What is distinct about this year’s programme is the incorporation of schools that cater for learners with special needs.
This time around, the programme takes things up a notch by introducing learners to a high-tech platform that will see schools sell produce directly to the market.
Known as the Agriculture School Programme, flowing from the Vodacom Sustainability Living (VSL) project, it is designed to inspire school going children to enter the lucrative agricultural sector when they complete their schooling and be part of the agriculture value chain.
Mpumelelo Khumalo, Managing Executive for Vodacom Eastern Region, says:
“We are delighted to be welcoming the new cohort of 80 government schools into the Agriculture School Programme. From the onset, we said this initiative is not a one-hit wonder, but we are here for the long haul, driving sustainable change and mind shifts among school going kids of this province. We are determined to inspire the youth of this province to play a significant role in food security, job creation and poverty alleviation through their active participation in the lucrative agriculture sector.”
Eastern Cape Department of Education MEC Fundile Gade has welcomed the support by Vodacom to assist in unlocking skills that would benefit communities beyond the school yard.
“Ultimately these kinds of investments have a ripple effect in our communities. We hope the citizens we build inside the classroom will be able to grasp this and help the province in addressing food shortages through their contribution to where they live with the acquired skills. The call to make schools centres for community life starts here. I also urge our learners to plough back in their communities with the skills and provide food security for their communities”.
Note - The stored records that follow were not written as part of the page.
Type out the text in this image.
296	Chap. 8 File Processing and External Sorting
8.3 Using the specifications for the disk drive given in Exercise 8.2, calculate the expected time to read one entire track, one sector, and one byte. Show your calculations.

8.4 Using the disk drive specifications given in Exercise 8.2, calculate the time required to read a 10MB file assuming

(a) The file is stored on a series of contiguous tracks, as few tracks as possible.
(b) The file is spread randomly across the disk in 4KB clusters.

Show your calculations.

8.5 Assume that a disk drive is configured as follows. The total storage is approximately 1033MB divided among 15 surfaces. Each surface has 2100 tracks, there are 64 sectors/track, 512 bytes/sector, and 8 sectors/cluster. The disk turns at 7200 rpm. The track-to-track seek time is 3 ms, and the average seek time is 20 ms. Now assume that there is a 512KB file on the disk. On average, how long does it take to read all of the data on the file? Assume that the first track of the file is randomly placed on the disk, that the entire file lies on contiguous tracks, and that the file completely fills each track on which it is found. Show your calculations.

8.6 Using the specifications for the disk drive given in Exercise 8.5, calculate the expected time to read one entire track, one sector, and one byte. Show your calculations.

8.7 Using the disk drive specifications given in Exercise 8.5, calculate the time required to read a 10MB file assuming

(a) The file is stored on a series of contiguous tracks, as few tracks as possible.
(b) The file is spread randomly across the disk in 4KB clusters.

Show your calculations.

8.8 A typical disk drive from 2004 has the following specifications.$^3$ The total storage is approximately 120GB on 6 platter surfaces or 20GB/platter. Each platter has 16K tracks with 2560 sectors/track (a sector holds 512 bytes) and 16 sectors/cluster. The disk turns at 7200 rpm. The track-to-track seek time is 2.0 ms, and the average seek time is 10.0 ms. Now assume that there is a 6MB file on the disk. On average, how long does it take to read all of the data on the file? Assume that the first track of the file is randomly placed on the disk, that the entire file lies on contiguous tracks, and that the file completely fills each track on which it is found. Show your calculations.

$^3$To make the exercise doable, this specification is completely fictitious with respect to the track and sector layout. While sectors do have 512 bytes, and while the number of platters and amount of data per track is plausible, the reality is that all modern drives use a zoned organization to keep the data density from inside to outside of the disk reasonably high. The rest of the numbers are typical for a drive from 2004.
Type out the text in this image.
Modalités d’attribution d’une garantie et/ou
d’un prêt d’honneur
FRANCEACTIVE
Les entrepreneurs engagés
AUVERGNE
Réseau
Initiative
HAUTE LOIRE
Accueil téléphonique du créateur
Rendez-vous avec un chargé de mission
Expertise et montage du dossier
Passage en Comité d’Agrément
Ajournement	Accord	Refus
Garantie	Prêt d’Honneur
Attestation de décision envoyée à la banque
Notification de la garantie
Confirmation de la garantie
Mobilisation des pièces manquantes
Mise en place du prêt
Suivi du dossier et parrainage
The Agricultural Schools Programmme has a competition aspect to it where schools are identified and undergo a rigorous adjudication process.
To win the grand prize, schools need to demonstrate innovation and creativity in improving production.
Secondly, they need to have a commitment to care for and ensure sustainability of the natural resources, including under-standing of adaptation and mitigation to climate change.
Critically, they needed to demonstrate a degree of innovation and creativity in improving farming methods and deliver a consistent supply of products of high quality.
For the 2020 term, Emafini Primary School took the number one position and received the R418 000 grand prize, which was used to build school ablution facilities.
Phambili Secondary School, which secured second place, won R180 000 used to build borehole to provide water for the entire school.
Third place went to Clarkebury Agriculture School and received R161 000 to build a fence to secure the school. The 2021 rollout will include 70 new schools and will be on-boarded in October.
Vodacom will introduce schools to Connected Farmer this year. Developed by Vodacom Business, Vodacom Connected Farmer is a web and mobile phone enabled enterprise solution, offering a comprehensive, practical and user-friendly platform for agribusiness to engage and do business with smallholder farmers.
For example, a farmer can use any mobile device on any network to access the Connected Farmer’s platform and, through SMS, receive valuable information, including weather forecasts and market prices.
The platform enables the enterprise to capture transactions with the farmers, allowing the agribusiness to record the farmers’ crop production at the point of delivery and to communicate volumes, quality and price to the farmers via SMS.